Had it been me up there, I would have let go after the first offense and run to the office screaming, "I WANNA GO HOME!! CALL MY MOMMMMYYYYYY!!!!

But not Paul. He managed to stay up there and subsequently landed in the top ranks of the performers that day. He had earned his right to be with the jocks.

Unfortunately, they overlooked his physical accomplishment and focused on his sketchy bowels the rest of the year.

As I wrote this, I began wondering what happened to Paul. So I did what any mature and responsible adult person would do.

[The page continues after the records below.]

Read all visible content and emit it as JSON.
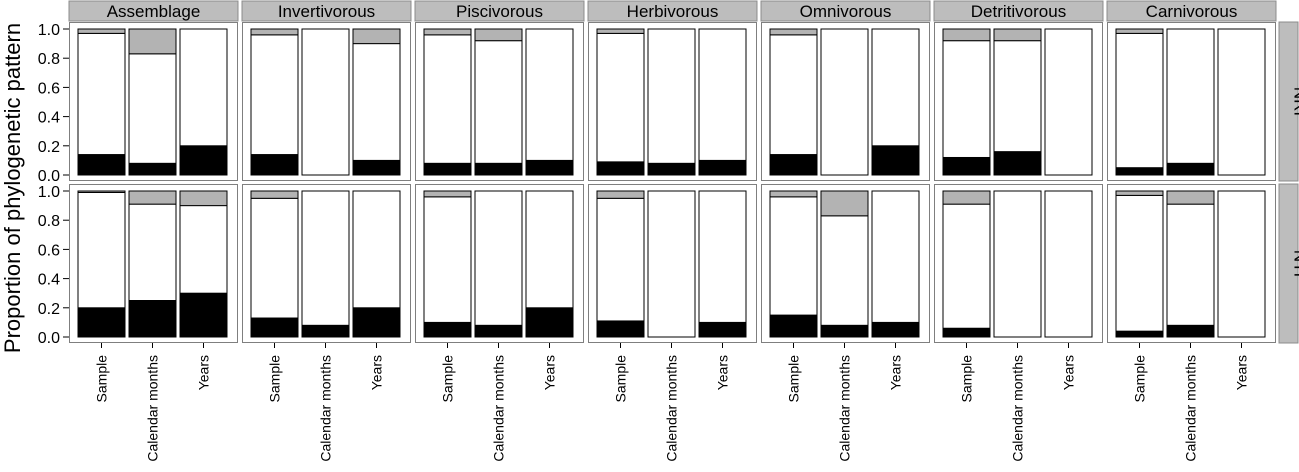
{
  "chart_data": {
    "type": "bar",
    "stacked": true,
    "ylabel": "Proportion of phylogenetic pattern",
    "xlabel": "",
    "ylim": [
      0,
      1
    ],
    "yticks": [
      "0.0",
      "0.2",
      "0.4",
      "0.6",
      "0.8",
      "1.0"
    ],
    "categories": [
      "Sample",
      "Calendar months",
      "Years"
    ],
    "columns": [
      "Assemblage",
      "Invertivorous",
      "Piscivorous",
      "Herbivorous",
      "Omnivorous",
      "Detritivorous",
      "Carnivorous"
    ],
    "rows": [
      "NRI",
      "NTI"
    ],
    "colors": {
      "black_segment": "#000000",
      "white_segment": "#ffffff",
      "gray_segment": "#b3b3b3",
      "strip_fill": "#bdbdbd",
      "panel_border": "#7f7f7f"
    },
    "panels": {
      "NRI": [
        {
          "black": [
            0.14,
            0.08,
            0.2
          ],
          "white": [
            0.83,
            0.75,
            0.8
          ],
          "gray": [
            0.03,
            0.17,
            0.0
          ]
        },
        {
          "black": [
            0.14,
            0.0,
            0.1
          ],
          "white": [
            0.82,
            1.0,
            0.8
          ],
          "gray": [
            0.04,
            0.0,
            0.1
          ]
        },
        {
          "black": [
            0.08,
            0.08,
            0.1
          ],
          "white": [
            0.88,
            0.84,
            0.9
          ],
          "gray": [
            0.04,
            0.08,
            0.0
          ]
        },
        {
          "black": [
            0.09,
            0.08,
            0.1
          ],
          "white": [
            0.88,
            0.92,
            0.9
          ],
          "gray": [
            0.03,
            0.0,
            0.0
          ]
        },
        {
          "black": [
            0.14,
            0.0,
            0.2
          ],
          "white": [
            0.82,
            1.0,
            0.8
          ],
          "gray": [
            0.04,
            0.0,
            0.0
          ]
        },
        {
          "black": [
            0.12,
            0.16,
            0.0
          ],
          "white": [
            0.8,
            0.76,
            1.0
          ],
          "gray": [
            0.08,
            0.08,
            0.0
          ]
        },
        {
          "black": [
            0.05,
            0.08,
            0.0
          ],
          "white": [
            0.92,
            0.92,
            1.0
          ],
          "gray": [
            0.03,
            0.0,
            0.0
          ]
        }
      ],
      "NTI": [
        {
          "black": [
            0.2,
            0.25,
            0.3
          ],
          "white": [
            0.79,
            0.66,
            0.6
          ],
          "gray": [
            0.01,
            0.09,
            0.1
          ]
        },
        {
          "black": [
            0.13,
            0.08,
            0.2
          ],
          "white": [
            0.82,
            0.92,
            0.8
          ],
          "gray": [
            0.05,
            0.0,
            0.0
          ]
        },
        {
          "black": [
            0.1,
            0.08,
            0.2
          ],
          "white": [
            0.86,
            0.92,
            0.8
          ],
          "gray": [
            0.04,
            0.0,
            0.0
          ]
        },
        {
          "black": [
            0.11,
            0.0,
            0.1
          ],
          "white": [
            0.84,
            1.0,
            0.9
          ],
          "gray": [
            0.05,
            0.0,
            0.0
          ]
        },
        {
          "black": [
            0.15,
            0.08,
            0.1
          ],
          "white": [
            0.81,
            0.75,
            0.9
          ],
          "gray": [
            0.04,
            0.17,
            0.0
          ]
        },
        {
          "black": [
            0.06,
            0.0,
            0.0
          ],
          "white": [
            0.85,
            1.0,
            1.0
          ],
          "gray": [
            0.09,
            0.0,
            0.0
          ]
        },
        {
          "black": [
            0.04,
            0.08,
            0.0
          ],
          "white": [
            0.93,
            0.83,
            1.0
          ],
          "gray": [
            0.03,
            0.09,
            0.0
          ]
        }
      ]
    }
  }
}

I looked him up on Facebook.

He's there, and he looks quite normal. Good for him. He didn't let the farting get him down. In fact, maybe it was the gas that helped keep him up on the bar that day in gym. I guess I'll never know.

kitties and cappucinos

Hi, Bloggies!

Did you think I had left you? Did you think I had given up on this whole Conquer-The-World-Through-Blogging-And-Self-Deprecation thing?

Of course I didn't.

(I am waaay too full of myself to give up on that dream.)

Believe it or not, I actually have the best excuse for being gone. I was incredibly busy last week being a kick ass step-mom.

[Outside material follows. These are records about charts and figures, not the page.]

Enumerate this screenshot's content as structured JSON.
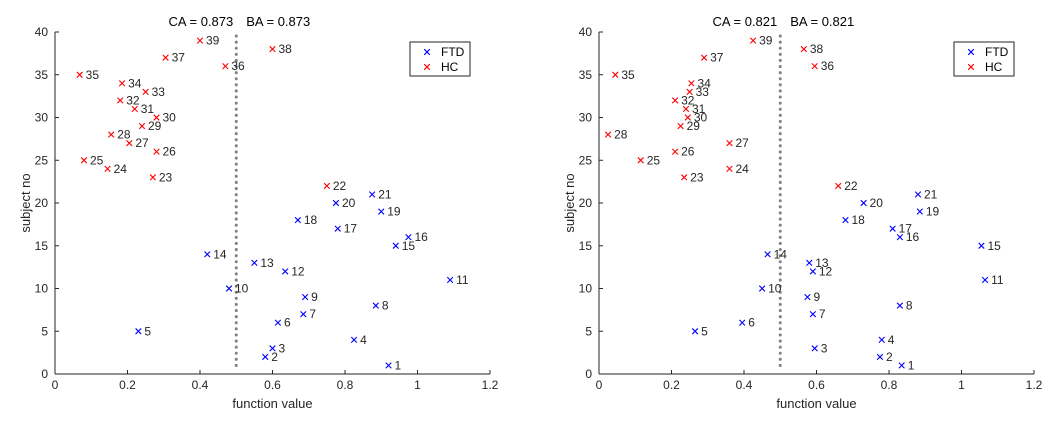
{
  "chart_data": [
    {
      "type": "scatter",
      "title_ca": "CA = 0.873",
      "title_ba": "BA = 0.873",
      "xlabel": "function value",
      "ylabel": "subject no",
      "xlim": [
        0,
        1.2
      ],
      "ylim": [
        0,
        40
      ],
      "xticks": [
        0,
        0.2,
        0.4,
        0.6,
        0.8,
        1,
        1.2
      ],
      "xtick_labels": [
        "0",
        "0.2",
        "0.4",
        "0.6",
        "0.8",
        "1",
        "1.2"
      ],
      "yticks": [
        0,
        5,
        10,
        15,
        20,
        25,
        30,
        35,
        40
      ],
      "ytick_labels": [
        "0",
        "5",
        "10",
        "15",
        "20",
        "25",
        "30",
        "35",
        "40"
      ],
      "threshold": 0.5,
      "legend_position": "top-right",
      "series": [
        {
          "name": "FTD",
          "color": "#0000ff",
          "marker": "x",
          "points": [
            {
              "x": 0.92,
              "y": 1,
              "label": "1"
            },
            {
              "x": 0.58,
              "y": 2,
              "label": "2"
            },
            {
              "x": 0.6,
              "y": 3,
              "label": "3"
            },
            {
              "x": 0.825,
              "y": 4,
              "label": "4"
            },
            {
              "x": 0.23,
              "y": 5,
              "label": "5"
            },
            {
              "x": 0.615,
              "y": 6,
              "label": "6"
            },
            {
              "x": 0.685,
              "y": 7,
              "label": "7"
            },
            {
              "x": 0.885,
              "y": 8,
              "label": "8"
            },
            {
              "x": 0.69,
              "y": 9,
              "label": "9"
            },
            {
              "x": 0.48,
              "y": 10,
              "label": "10"
            },
            {
              "x": 1.09,
              "y": 11,
              "label": "11"
            },
            {
              "x": 0.635,
              "y": 12,
              "label": "12"
            },
            {
              "x": 0.55,
              "y": 13,
              "label": "13"
            },
            {
              "x": 0.42,
              "y": 14,
              "label": "14"
            },
            {
              "x": 0.94,
              "y": 15,
              "label": "15"
            },
            {
              "x": 0.975,
              "y": 16,
              "label": "16"
            },
            {
              "x": 0.78,
              "y": 17,
              "label": "17"
            },
            {
              "x": 0.67,
              "y": 18,
              "label": "18"
            },
            {
              "x": 0.9,
              "y": 19,
              "label": "19"
            },
            {
              "x": 0.775,
              "y": 20,
              "label": "20"
            },
            {
              "x": 0.875,
              "y": 21,
              "label": "21"
            }
          ]
        },
        {
          "name": "HC",
          "color": "#ff0000",
          "marker": "x",
          "points": [
            {
              "x": 0.75,
              "y": 22,
              "label": "22"
            },
            {
              "x": 0.27,
              "y": 23,
              "label": "23"
            },
            {
              "x": 0.145,
              "y": 24,
              "label": "24"
            },
            {
              "x": 0.08,
              "y": 25,
              "label": "25"
            },
            {
              "x": 0.28,
              "y": 26,
              "label": "26"
            },
            {
              "x": 0.205,
              "y": 27,
              "label": "27"
            },
            {
              "x": 0.155,
              "y": 28,
              "label": "28"
            },
            {
              "x": 0.24,
              "y": 29,
              "label": "29"
            },
            {
              "x": 0.28,
              "y": 30,
              "label": "30"
            },
            {
              "x": 0.22,
              "y": 31,
              "label": "31"
            },
            {
              "x": 0.18,
              "y": 32,
              "label": "32"
            },
            {
              "x": 0.25,
              "y": 33,
              "label": "33"
            },
            {
              "x": 0.185,
              "y": 34,
              "label": "34"
            },
            {
              "x": 0.068,
              "y": 35,
              "label": "35"
            },
            {
              "x": 0.47,
              "y": 36,
              "label": "36"
            },
            {
              "x": 0.305,
              "y": 37,
              "label": "37"
            },
            {
              "x": 0.6,
              "y": 38,
              "label": "38"
            },
            {
              "x": 0.4,
              "y": 39,
              "label": "39"
            }
          ]
        }
      ]
    },
    {
      "type": "scatter",
      "title_ca": "CA = 0.821",
      "title_ba": "BA = 0.821",
      "xlabel": "function value",
      "ylabel": "subject no",
      "xlim": [
        0,
        1.2
      ],
      "ylim": [
        0,
        40
      ],
      "xticks": [
        0,
        0.2,
        0.4,
        0.6,
        0.8,
        1,
        1.2
      ],
      "xtick_labels": [
        "0",
        "0.2",
        "0.4",
        "0.6",
        "0.8",
        "1",
        "1.2"
      ],
      "yticks": [
        0,
        5,
        10,
        15,
        20,
        25,
        30,
        35,
        40
      ],
      "ytick_labels": [
        "0",
        "5",
        "10",
        "15",
        "20",
        "25",
        "30",
        "35",
        "40"
      ],
      "threshold": 0.5,
      "legend_position": "top-right",
      "series": [
        {
          "name": "FTD",
          "color": "#0000ff",
          "marker": "x",
          "points": [
            {
              "x": 0.835,
              "y": 1,
              "label": "1"
            },
            {
              "x": 0.775,
              "y": 2,
              "label": "2"
            },
            {
              "x": 0.595,
              "y": 3,
              "label": "3"
            },
            {
              "x": 0.78,
              "y": 4,
              "label": "4"
            },
            {
              "x": 0.265,
              "y": 5,
              "label": "5"
            },
            {
              "x": 0.395,
              "y": 6,
              "label": "6"
            },
            {
              "x": 0.59,
              "y": 7,
              "label": "7"
            },
            {
              "x": 0.83,
              "y": 8,
              "label": "8"
            },
            {
              "x": 0.575,
              "y": 9,
              "label": "9"
            },
            {
              "x": 0.45,
              "y": 10,
              "label": "10"
            },
            {
              "x": 1.065,
              "y": 11,
              "label": "11"
            },
            {
              "x": 0.59,
              "y": 12,
              "label": "12"
            },
            {
              "x": 0.58,
              "y": 13,
              "label": "13"
            },
            {
              "x": 0.465,
              "y": 14,
              "label": "14"
            },
            {
              "x": 1.055,
              "y": 15,
              "label": "15"
            },
            {
              "x": 0.83,
              "y": 16,
              "label": "16"
            },
            {
              "x": 0.81,
              "y": 17,
              "label": "17"
            },
            {
              "x": 0.68,
              "y": 18,
              "label": "18"
            },
            {
              "x": 0.885,
              "y": 19,
              "label": "19"
            },
            {
              "x": 0.73,
              "y": 20,
              "label": "20"
            },
            {
              "x": 0.88,
              "y": 21,
              "label": "21"
            }
          ]
        },
        {
          "name": "HC",
          "color": "#ff0000",
          "marker": "x",
          "points": [
            {
              "x": 0.66,
              "y": 22,
              "label": "22"
            },
            {
              "x": 0.235,
              "y": 23,
              "label": "23"
            },
            {
              "x": 0.36,
              "y": 24,
              "label": "24"
            },
            {
              "x": 0.115,
              "y": 25,
              "label": "25"
            },
            {
              "x": 0.21,
              "y": 26,
              "label": "26"
            },
            {
              "x": 0.36,
              "y": 27,
              "label": "27"
            },
            {
              "x": 0.025,
              "y": 28,
              "label": "28"
            },
            {
              "x": 0.225,
              "y": 29,
              "label": "29"
            },
            {
              "x": 0.245,
              "y": 30,
              "label": "30"
            },
            {
              "x": 0.24,
              "y": 31,
              "label": "31"
            },
            {
              "x": 0.21,
              "y": 32,
              "label": "32"
            },
            {
              "x": 0.25,
              "y": 33,
              "label": "33"
            },
            {
              "x": 0.255,
              "y": 34,
              "label": "34"
            },
            {
              "x": 0.045,
              "y": 35,
              "label": "35"
            },
            {
              "x": 0.595,
              "y": 36,
              "label": "36"
            },
            {
              "x": 0.29,
              "y": 37,
              "label": "37"
            },
            {
              "x": 0.565,
              "y": 38,
              "label": "38"
            },
            {
              "x": 0.425,
              "y": 39,
              "label": "39"
            }
          ]
        }
      ]
    }
  ],
  "colors": {
    "axis": "#262626",
    "threshold_line": "#808080",
    "legend_border": "#262626"
  }
}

(Well, maybe not the kick ass part, but I sure did my best.)

Hubs and I decided to capitalize on my recent unemployment status by keeping the girls at our house last week. The girls are none too thrilled with getting up at the ass crack of dawn to go to daycare during their summer break (and who could blame them?) so I offered to watch them during the day for a WHOLE WEEK.

Fabulousness.

We went to the library.

We played hours of Mario Kart on Wii. (They kicked my little cart's behind right into next week.)

We watched Twilight. Twice.
(The second time may or may not have been my idea.)

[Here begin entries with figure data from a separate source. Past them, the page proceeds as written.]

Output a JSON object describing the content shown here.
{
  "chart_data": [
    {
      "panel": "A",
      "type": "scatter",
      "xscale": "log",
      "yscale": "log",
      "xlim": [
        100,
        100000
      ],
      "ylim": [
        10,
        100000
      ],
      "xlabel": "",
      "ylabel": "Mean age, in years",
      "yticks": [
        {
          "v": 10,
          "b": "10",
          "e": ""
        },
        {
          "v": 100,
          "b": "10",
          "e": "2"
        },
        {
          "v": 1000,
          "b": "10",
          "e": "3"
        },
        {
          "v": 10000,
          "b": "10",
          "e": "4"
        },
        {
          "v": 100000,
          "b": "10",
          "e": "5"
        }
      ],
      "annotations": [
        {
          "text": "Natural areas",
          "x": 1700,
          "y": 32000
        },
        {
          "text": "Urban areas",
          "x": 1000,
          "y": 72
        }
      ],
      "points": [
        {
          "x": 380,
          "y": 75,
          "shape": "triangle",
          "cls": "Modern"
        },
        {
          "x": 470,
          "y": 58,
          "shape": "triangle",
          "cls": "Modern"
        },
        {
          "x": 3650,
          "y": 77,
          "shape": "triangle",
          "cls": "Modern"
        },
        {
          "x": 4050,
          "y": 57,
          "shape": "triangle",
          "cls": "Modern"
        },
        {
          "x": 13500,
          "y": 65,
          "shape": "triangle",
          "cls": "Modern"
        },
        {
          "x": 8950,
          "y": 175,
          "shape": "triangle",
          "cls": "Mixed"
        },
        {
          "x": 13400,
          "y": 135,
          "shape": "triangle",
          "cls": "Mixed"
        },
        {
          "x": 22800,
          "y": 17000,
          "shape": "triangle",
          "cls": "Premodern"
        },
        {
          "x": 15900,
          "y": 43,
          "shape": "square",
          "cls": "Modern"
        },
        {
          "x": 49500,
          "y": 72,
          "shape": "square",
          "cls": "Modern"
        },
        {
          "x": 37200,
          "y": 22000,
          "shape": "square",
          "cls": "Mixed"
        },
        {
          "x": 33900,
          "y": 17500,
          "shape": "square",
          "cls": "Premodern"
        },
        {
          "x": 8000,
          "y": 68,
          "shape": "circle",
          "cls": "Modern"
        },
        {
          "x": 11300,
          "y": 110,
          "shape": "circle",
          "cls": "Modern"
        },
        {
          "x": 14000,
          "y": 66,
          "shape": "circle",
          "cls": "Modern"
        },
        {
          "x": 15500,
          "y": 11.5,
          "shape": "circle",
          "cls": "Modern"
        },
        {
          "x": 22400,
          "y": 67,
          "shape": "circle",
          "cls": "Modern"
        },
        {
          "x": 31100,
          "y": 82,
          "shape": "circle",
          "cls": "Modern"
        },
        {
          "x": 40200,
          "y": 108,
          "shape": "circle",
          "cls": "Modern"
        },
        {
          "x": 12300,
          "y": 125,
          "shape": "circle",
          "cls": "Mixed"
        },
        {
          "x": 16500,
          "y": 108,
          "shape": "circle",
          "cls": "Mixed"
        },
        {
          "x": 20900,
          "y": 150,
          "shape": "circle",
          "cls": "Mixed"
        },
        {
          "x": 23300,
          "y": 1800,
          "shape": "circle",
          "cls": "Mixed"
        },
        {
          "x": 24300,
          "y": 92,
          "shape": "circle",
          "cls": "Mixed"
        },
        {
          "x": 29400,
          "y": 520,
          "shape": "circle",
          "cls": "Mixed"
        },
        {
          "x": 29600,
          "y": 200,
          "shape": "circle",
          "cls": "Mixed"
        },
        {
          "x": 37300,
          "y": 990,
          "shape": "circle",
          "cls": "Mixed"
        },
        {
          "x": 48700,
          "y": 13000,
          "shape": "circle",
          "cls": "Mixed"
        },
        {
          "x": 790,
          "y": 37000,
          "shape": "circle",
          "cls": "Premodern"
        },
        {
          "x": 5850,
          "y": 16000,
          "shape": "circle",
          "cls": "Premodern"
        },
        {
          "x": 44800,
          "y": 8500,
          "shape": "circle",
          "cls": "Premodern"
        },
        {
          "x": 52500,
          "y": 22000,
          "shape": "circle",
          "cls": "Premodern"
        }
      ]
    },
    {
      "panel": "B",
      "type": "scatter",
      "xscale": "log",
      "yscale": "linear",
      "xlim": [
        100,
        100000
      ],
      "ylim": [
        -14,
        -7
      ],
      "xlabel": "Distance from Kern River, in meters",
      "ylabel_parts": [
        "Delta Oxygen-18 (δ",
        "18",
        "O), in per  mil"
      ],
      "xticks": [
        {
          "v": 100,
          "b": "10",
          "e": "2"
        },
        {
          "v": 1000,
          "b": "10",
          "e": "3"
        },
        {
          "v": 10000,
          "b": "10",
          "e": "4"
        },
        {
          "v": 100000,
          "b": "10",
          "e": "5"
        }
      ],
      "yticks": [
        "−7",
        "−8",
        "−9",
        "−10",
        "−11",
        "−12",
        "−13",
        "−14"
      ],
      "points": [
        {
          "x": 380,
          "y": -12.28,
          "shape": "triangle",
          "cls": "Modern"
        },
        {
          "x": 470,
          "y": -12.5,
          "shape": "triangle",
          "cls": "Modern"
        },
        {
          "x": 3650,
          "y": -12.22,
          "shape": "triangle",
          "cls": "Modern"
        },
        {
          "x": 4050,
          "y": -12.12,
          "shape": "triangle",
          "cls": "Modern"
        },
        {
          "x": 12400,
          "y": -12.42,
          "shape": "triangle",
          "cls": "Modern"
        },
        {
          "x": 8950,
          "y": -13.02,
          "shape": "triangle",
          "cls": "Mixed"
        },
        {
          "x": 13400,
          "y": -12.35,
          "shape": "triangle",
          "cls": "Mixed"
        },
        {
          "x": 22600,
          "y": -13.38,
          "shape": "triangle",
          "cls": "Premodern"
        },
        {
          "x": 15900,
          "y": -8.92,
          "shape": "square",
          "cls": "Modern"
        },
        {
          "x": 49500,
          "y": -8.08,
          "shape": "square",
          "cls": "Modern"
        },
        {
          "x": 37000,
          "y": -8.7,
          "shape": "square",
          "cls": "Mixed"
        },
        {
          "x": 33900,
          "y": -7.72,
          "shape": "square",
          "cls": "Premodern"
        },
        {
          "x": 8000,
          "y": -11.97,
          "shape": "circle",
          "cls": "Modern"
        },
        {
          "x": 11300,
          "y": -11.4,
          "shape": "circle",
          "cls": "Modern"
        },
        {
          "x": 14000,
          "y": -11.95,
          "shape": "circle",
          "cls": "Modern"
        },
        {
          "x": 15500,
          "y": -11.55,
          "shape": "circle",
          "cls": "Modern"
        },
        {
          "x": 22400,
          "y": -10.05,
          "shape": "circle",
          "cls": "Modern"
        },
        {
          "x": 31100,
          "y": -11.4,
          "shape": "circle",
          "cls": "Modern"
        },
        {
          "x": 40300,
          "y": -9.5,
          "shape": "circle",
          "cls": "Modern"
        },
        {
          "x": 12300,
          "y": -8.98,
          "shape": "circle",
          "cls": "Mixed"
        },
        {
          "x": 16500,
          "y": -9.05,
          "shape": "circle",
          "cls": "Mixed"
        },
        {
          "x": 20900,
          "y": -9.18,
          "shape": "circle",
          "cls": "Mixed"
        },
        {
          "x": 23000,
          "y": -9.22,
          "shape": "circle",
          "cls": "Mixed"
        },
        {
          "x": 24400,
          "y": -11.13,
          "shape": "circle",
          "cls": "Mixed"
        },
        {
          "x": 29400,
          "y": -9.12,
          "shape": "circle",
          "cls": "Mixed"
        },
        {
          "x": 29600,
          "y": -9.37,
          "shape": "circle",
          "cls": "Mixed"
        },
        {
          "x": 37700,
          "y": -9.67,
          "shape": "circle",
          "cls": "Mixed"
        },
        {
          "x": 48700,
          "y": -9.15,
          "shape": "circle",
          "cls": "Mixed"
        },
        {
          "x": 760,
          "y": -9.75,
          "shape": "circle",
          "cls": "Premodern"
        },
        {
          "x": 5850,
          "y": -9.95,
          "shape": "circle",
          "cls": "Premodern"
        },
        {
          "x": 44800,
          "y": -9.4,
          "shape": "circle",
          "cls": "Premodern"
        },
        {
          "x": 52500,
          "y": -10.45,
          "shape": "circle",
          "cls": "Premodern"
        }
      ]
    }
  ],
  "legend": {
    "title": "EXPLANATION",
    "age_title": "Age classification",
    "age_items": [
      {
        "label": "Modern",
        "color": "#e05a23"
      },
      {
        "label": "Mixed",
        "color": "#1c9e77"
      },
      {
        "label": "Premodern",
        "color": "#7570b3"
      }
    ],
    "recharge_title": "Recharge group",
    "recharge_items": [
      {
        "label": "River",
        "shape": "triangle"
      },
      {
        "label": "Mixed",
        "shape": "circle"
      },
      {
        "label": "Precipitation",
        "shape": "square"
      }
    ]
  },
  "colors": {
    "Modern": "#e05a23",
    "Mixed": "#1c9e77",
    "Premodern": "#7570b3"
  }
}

We got Starbucks mocha frappucinos and pretended to be important business women as we consumed them in the Target concession area.

And of course, at 5.30 every night when Hubs returned home, we hung out together as a fam and enjoyed each others company. It was bliss.

And so I didn't blog.

Unfortunately the week had to come to an end, but of course it ended with a bang. On Saturday, we added a new member to our family.

Bloggies, meet Oreo. Oreo, meet the boggies.


c'mon now, leave her some comment love


Oreo is a sweet little baby girl who will now be keeping Cupcake company. And even though he looks depressed in the background, Cupcake is actually quite excited.

(And yes, Oreo is a girl and Cupcake is a boy. I get that we've probably scarred them for life with gender confusion, but it just happened that way.)

We got Oreo from PetSmart. She was a rescue kitty from Parkville, MO. Once we saw her (and her name), we knew it was meant to be.

(On a side note: seriously people, get your pets from a shelter or rescue organization. There are so many amazing animals that need homes. Breeding is just unnecessary. And effing gross.)

We have already fallen in love with Oreo's spunkyness and over-the-top zest for destroying anything fabric in our house.

And with that, I am back. I don't have an awkward story at the moment, but hey, I'm unemployed with nothing to do. I'm sure by the end of the day I'll think of something, so keep checking back.

I'll leave with you with some funny step daughter-isms from my amazing "Girls Only" week:
*****
(as the girls work on drawings declaring their love for DaddyHubs)

Me: That's a beautiful picture, M!

8-year old M: Thank you.

6-year old T: But what about mine???

Me: Yes, T. Yours is very beautiful as well.

T: I know. I'm a drawer AND a lover. I'm good at so many things, really.

****

(after meeting Hubs for lunch at Crayola Cafe.)

Me: Let's head on home, and we can maybe see Night at the Museum 2 tonight when Daddy gets home.

M: (frowns)

Me: What's wrong, M?

M: You said "maybe".

Me: What's wrong with that?

M: Maybe means "no" unless Grandma says it.

(for the record we did go and see the movie.)
*****

(walking into the library)

Me: Okay girls, we'll need to be very quiet in here.

M: Like in a church?
Me: Sort of, yes. Just keep your voices down so people can concentrate on their books.

T: (in a nowhere close to indoor voice) THEY HAVE MOVIES HERE!!! CAN WE GET AIR BUDDIES?

Me: Shhhhh, T. You have Air Buddies at home. We're here to get books to read.

T: I don't want books about a church, though.

*****
I'm glad to be back to the world of blogging. Hope you didn't forget about me!